Prime Minister Philemon Yang on Wednesday November 20 chaired a meeting to enrich and endorse its draft bill.
Economic Zones with the mission to stimulate sustainable economic growth, boost production, reduce poverty and unemployment, will soon be created in Cameroon. Members of the Regulation and Competitiveness Board chaired by Prime Minister, Head of Government, Philemon Yang, yesterday, November 20, 2012 enriched and endorsed the draft bill governing the creation of Economic Zones in Cameroon. The board met for its 2012 session and examined the draft bill that was first adopted during the board's session of November 18, 2010 and forwarded to the Presidency of the Republic. The enriched draft bill is the outcome of an Inter-ministerial Working Group extended to the private sector that once more worked on it, taking into account recommendations of the Head of State and experiences of some African, Asian, Middle East and South American countries to which benchmarking missions were deployed.
Talking to the press after the session, the Permanent Secretary of the Regulation and Competitiveness Board, Moise Akom Mvondo said the draft bill takes into account free industrial zones that will be raised into economic zones. He cited the advantages of the Economic Zones. The draft bill proposes the creation of Cameroon Economic Zones Authority, an institution with the mission to supervise the development of economic zones.

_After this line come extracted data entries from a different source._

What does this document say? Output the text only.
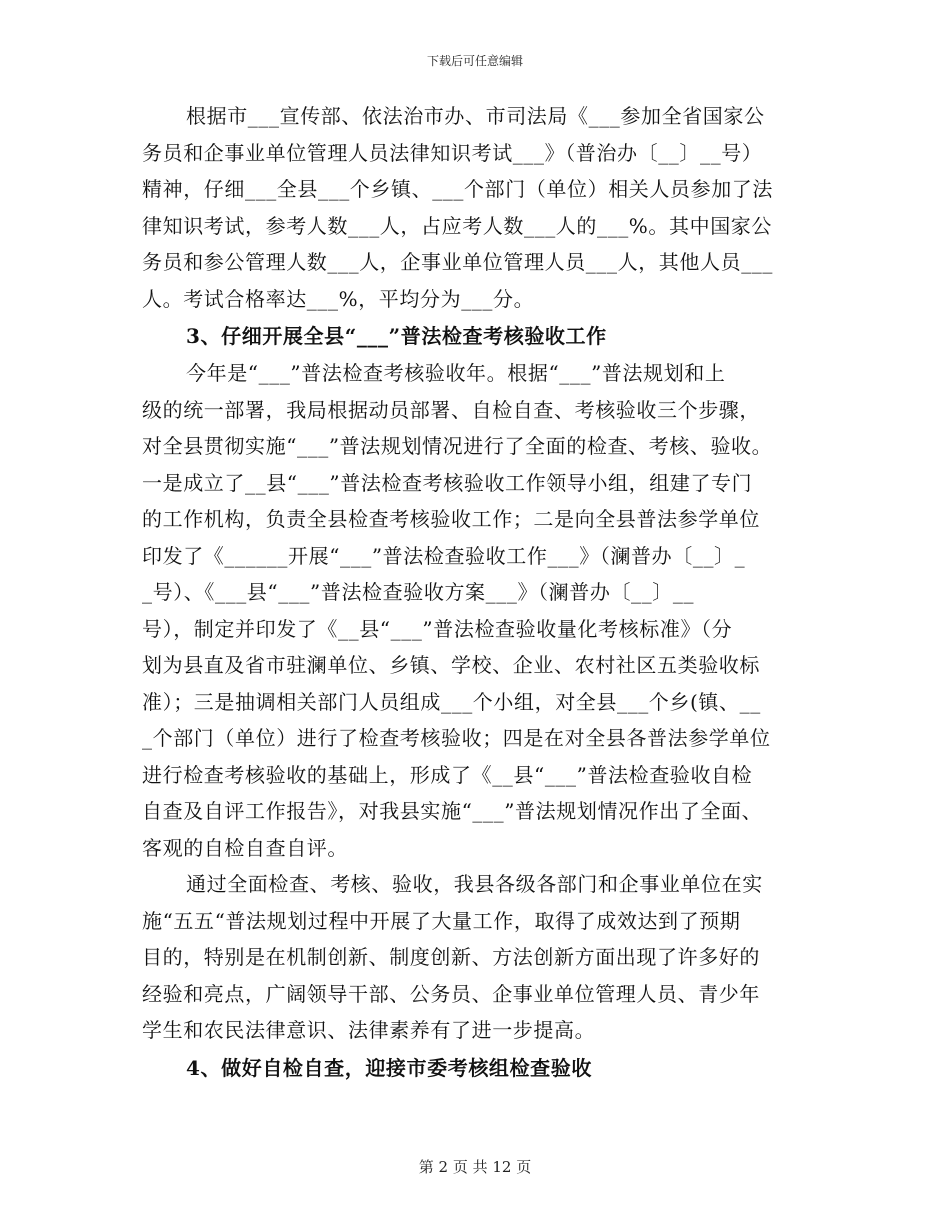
下载后可任意编辑
根据市___宣传部、依法治市办、市司法局《___参加全省国家公
务员和企事业单位管理人员法律知识考试___》（普治办〔__〕__号）
精神，仔细___全县___个乡镇、___个部门（单位）相关人员参加了法
律知识考试，参考人数___人，占应考人数___人的___%。其中国家公
务员和参公管理人数___人，企事业单位管理人员___人，其他人员___
人。考试合格率达___%，平均分为___分。
3、仔细开展全县“___”普法检查考核验收工作
今年是“___”普法检查考核验收年。根据“___”普法规划和上
级的统一部署，我局根据动员部署、自检自查、考核验收三个步骤，
对全县贯彻实施“___”普法规划情况进行了全面的检查、考核、验收。
一是成立了__县“___”普法检查考核验收工作领导小组，组建了专门
的工作机构，负责全县检查考核验收工作；二是向全县普法参学单位
印发了《______开展“___”普法检查验收工作___》（澜普办〔__〕_
_号）、《___县“___”普法检查验收方案___》（澜普办〔__〕__
号），制定并印发了《__县“___”普法检查验收量化考核标准》（分
划为县直及省市驻澜单位、乡镇、学校、企业、农村社区五类验收标
准）；三是抽调相关部门人员组成___个小组，对全县___个乡(镇、__
_个部门（单位）进行了检查考核验收；四是在对全县各普法参学单位
进行检查考核验收的基础上，形成了《__县“___”普法检查验收自检
自查及自评工作报告》，对我县实施“___”普法规划情况作出了全面、
客观的自检自查自评。
通过全面检查、考核、验收，我县各级各部门和企事业单位在实
施“五五“普法规划过程中开展了大量工作，取得了成效达到了预期
目的，特别是在机制创新、制度创新、方法创新方面出现了许多好的
经验和亮点，广阔领导干部、公务员、企事业单位管理人员、青少年
学生和农民法律意识、法律素养有了进一步提高。
4、做好自检自查，迎接市委考核组检查验收
第 2 页 共 12 页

In the explanatory statement of the draft bill, economic zones are described as poles that will attract national and foreign capital with the mission to stimulate production and exports. They are expected to contribute to strengthening the national production apparatus through promoting technology and research development, greater valorisation of local resources through the processing of local raw materials, improvement of exports balance of trade, sustainable development of the country by fighting poverty and ensuring environmental protection and also job creation. The Economic Zones will provide new incentives to boost the country's industrial sector in conformity with provisions of the Law on the Investments Code.